Guwahati: Aaranyak, one of India’s leading biodiversity conservation organizations, with the overwhelming support of the Kashibari Koachpara village community, has installed a 2-km solar-powered fence around Kashibari-Kochpara in Lower Assam’s Goalpara district to facilitate coexistence between humans and elephants.
Approximately 200 people in the community, as well as families in four surrounding villages, will benefit directly from this fence by enhancing food security and reducing human-elephant conflicts, Aranyak said in a statement.
The installation of solar-powered fences was conducted with extensive support from local communities, Forest Department, and funded by the US Fish and Wildlife Service.
The Kashibari Kochpara solar-powered fence was formally inaugurated on Thursday by the DFO-
Goalpara Jitendra Kumar, in presence of forest officials.
It was on this occasion that the DFO cut a ribbon and inaugurated the solar fence which has later been handed over to the Kashibari solar fencing committee for maintenance after signing an MoU with the Forest Department, Aaranyak, and the solar fencing committee.
Locals were urged for proper maintenance of the fence by DFO and range officers speaking to the gathering.

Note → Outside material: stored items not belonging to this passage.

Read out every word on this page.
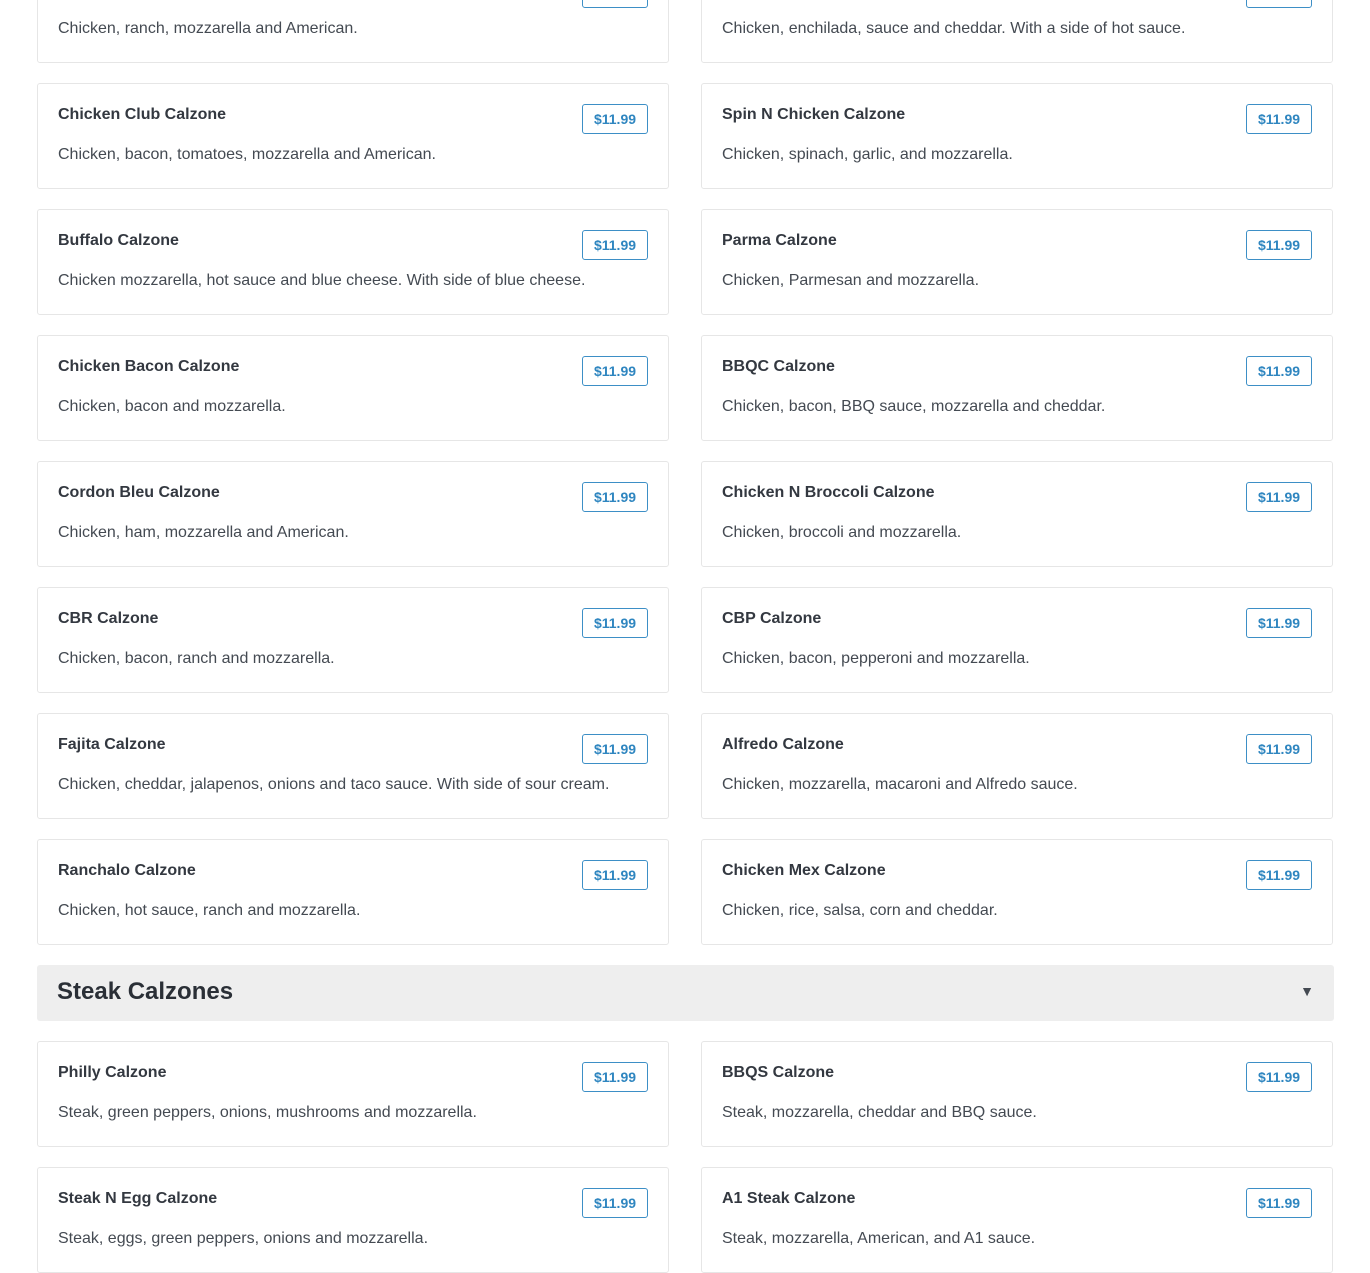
Chicken, ranch, mozzarella and American.	Chicken, enchilada, sauce and cheddar. With a side of hot sauce.
Chicken Club Calzone	$11.99
Chicken, bacon, tomatoes, mozzarella and American.
Spin N Chicken Calzone	$11.99
Chicken, spinach, garlic, and mozzarella.
Buffalo Calzone	$11.99
Chicken mozzarella, hot sauce and blue cheese. With side of blue cheese.
Parma Calzone	$11.99
Chicken, Parmesan and mozzarella.
Chicken Bacon Calzone	$11.99
Chicken, bacon and mozzarella.
BBQC Calzone	$11.99
Chicken, bacon, BBQ sauce, mozzarella and cheddar.
Cordon Bleu Calzone	$11.99
Chicken, ham, mozzarella and American.
Chicken N Broccoli Calzone	$11.99
Chicken, broccoli and mozzarella.
CBR Calzone	$11.99
Chicken, bacon, ranch and mozzarella.
CBP Calzone	$11.99
Chicken, bacon, pepperoni and mozzarella.
Fajita Calzone	$11.99
Chicken, cheddar, jalapenos, onions and taco sauce. With side of sour cream.
Alfredo Calzone	$11.99
Chicken, mozzarella, macaroni and Alfredo sauce.
Ranchalo Calzone	$11.99
Chicken, hot sauce, ranch and mozzarella.
Chicken Mex Calzone	$11.99
Chicken, rice, salsa, corn and cheddar.
Steak Calzones	▼
Philly Calzone	$11.99
Steak, green peppers, onions, mushrooms and mozzarella.
BBQS Calzone	$11.99
Steak, mozzarella, cheddar and BBQ sauce.
Steak N Egg Calzone	$11.99
Steak, eggs, green peppers, onions and mozzarella.
A1 Steak Calzone	$11.99
Steak, mozzarella, American, and A1 sauce.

Aaranyak’s senior scientist, Dr. Bibhuti Prasad Lahkar, who heads the Elephant Research & Conservation Division (ERCD) at Aaranyak, and Dr. Alolika Sinha interacted with the villagers on the importance of the solar fence to coexist with elephants.
Moreover, Aaranyak’s Anjan Baruah, an expert on solar-powered fence stressed the importance of fence maintenance and the role of the villagers.
The villagers expressed their gratitude and thanked Aaranyak and the forest department for installing the solar fence so that their crops, lives and property would be protected. The fences also ushered in a sense of social security.
Following the programme, Aaranyak’s officials, along with community people and senior forest officials, organised a plantation event as a part of Lakhipur Forest Range’s Van Mahotsav celebration, in which saplings were planted in Kumarkhali Reserve Forest.